36 : celoteh isi kepala

58 16 1
                                    


"Ih nggak mau kalau ntar di screenshot!" Nada suara Gempita meninggi, tidak suka melakukan video call grup. Ia merasa wajahnya begitu layu, tidak mau menunjukkan dirinya sekarang. Padahal yang sebenarnya mereka telah tahu keadaan Gempita seperti apa. Heeseung memaklumi saja, Jay juga. Kalau Jiyoon masih sibuk menahan tawa karena Gempita se-risau itu dengan keusilan yang akan Jiyoon buat.
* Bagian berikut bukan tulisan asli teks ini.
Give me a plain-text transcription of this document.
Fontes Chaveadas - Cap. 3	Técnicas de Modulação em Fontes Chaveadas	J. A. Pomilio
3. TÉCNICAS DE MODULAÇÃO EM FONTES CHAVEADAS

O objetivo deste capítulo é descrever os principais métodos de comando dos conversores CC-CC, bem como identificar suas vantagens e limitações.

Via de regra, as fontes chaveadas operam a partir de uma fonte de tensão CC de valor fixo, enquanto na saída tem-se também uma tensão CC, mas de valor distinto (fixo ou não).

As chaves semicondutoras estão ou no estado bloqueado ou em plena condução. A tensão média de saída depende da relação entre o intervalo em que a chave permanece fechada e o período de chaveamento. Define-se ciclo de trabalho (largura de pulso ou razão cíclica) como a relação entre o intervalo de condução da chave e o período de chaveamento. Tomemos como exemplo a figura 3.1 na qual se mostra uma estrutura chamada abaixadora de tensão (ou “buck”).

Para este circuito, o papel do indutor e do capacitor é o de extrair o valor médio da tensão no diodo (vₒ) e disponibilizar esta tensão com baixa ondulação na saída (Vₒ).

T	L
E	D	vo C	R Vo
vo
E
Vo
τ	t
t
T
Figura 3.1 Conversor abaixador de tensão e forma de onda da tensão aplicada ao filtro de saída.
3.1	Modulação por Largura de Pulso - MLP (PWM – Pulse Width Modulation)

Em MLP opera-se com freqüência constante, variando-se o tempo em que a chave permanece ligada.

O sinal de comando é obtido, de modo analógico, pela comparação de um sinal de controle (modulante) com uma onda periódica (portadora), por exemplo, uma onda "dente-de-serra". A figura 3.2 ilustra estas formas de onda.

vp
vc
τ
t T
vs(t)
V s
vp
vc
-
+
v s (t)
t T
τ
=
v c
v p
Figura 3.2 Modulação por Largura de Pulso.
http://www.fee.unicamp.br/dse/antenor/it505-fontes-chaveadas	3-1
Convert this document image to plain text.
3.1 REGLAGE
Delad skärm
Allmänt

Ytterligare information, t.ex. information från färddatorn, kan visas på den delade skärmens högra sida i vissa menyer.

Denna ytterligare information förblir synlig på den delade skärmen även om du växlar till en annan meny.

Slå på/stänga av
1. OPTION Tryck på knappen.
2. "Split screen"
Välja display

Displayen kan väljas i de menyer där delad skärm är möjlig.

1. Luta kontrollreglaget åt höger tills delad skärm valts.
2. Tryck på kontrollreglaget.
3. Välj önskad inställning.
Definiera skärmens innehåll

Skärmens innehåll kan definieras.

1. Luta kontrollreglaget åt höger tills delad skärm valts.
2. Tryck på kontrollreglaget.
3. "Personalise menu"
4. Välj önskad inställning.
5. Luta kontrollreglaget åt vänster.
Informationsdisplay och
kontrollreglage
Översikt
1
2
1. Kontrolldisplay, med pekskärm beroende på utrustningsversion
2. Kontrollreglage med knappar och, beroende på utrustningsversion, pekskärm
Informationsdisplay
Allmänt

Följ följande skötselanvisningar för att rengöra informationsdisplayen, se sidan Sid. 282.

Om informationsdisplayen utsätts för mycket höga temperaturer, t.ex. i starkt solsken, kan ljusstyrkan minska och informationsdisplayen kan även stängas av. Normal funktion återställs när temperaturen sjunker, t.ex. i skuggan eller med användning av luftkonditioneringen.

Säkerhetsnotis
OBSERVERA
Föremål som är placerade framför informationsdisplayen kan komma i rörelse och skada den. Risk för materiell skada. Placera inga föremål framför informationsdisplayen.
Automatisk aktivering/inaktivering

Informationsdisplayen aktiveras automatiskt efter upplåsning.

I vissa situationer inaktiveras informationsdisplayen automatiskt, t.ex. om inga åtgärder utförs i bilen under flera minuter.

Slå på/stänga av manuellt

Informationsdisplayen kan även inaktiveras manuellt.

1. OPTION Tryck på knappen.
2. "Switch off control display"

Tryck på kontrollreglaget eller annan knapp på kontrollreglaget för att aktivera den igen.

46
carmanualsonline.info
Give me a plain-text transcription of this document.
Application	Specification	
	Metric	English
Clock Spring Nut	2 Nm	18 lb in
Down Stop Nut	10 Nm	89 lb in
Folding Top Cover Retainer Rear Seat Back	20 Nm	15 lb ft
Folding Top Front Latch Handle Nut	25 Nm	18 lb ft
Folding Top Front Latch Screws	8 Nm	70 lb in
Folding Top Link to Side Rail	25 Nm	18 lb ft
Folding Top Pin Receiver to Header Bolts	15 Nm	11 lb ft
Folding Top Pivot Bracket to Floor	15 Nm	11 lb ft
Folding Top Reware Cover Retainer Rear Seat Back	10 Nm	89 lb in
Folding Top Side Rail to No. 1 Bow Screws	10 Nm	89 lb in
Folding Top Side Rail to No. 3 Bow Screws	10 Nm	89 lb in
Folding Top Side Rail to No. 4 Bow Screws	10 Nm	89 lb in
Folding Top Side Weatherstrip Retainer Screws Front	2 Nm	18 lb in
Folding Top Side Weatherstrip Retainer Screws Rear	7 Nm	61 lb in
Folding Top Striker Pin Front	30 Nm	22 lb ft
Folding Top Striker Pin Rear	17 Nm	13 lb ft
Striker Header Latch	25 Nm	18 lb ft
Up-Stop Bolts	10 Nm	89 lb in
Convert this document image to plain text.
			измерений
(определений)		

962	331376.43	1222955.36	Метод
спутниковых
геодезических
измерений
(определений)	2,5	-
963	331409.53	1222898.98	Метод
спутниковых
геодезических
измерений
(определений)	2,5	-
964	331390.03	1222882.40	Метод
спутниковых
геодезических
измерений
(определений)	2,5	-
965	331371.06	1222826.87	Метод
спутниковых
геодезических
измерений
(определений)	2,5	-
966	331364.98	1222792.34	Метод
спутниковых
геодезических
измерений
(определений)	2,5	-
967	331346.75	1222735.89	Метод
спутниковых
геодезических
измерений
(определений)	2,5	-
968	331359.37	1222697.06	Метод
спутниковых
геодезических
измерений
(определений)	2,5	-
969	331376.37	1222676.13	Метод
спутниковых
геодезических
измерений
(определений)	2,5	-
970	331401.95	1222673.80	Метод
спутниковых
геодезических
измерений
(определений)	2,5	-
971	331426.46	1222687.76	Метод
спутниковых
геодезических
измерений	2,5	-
Jiyoon tidak akan setega itu, sungguh.



Mereka mengadakan agenda belajar, sejak rumah Gempita jauh dan rasanya akan membuang waktu di perjalanan bila mereka masing-masing ke rumah Gempita. Sunoo mau saja mengantar Gempita, alih-alih dia ke rumah Ni-ki. Namun ada banyak risiko yang harus diambil. Sunoo belum punya SIM, om Jungkook juga sporadis melarang Sunoo naik motor.



Kenaikan kelas sudah di depan mata. Hari demi hari, minggu ke minggu, bulan berakhir dan dipertemukan dengan bulan berikutnya. Waktu bergulir—mengalir bagai air, hampir tak terasa. Gempita tidak bisa menyebut waktu berjalan begitu cepat, ia juga tidak mau mengkategorikan waktu berjalan lambat. Semua itu terserah bagaimana harinya berproses sesuai tahapan rencana.



Orang-orang akan bosan bila rencana mereka tak berjalan seperti seharusnya, makanya waktu terasa lebih lambat dan berat. Gempita mencoba menikmati setiap detik waktu yang ia lalui, berharap semuanya menjadi momen berharga dalam hidup.



Hampir dua tahun, mungkin hanya kurang dua bulan lagi, pertemanan antara Gempita dan Jiyoon akan genap dan tetap lekat. Walau kadang memang mereka berselisih paham, serta Jiyoon yang selalu sibuk dengan tumpukan kertas rancangan novel yang akan ia terbitkan. Gempita berharap tahun depan ia masih bisa satu kelas bersama Heeseung, Jay dan Jiyoon.




"Aku turn off kamera ya. Heeseung jelasin lagi aja materinya, aku janji dengerin." 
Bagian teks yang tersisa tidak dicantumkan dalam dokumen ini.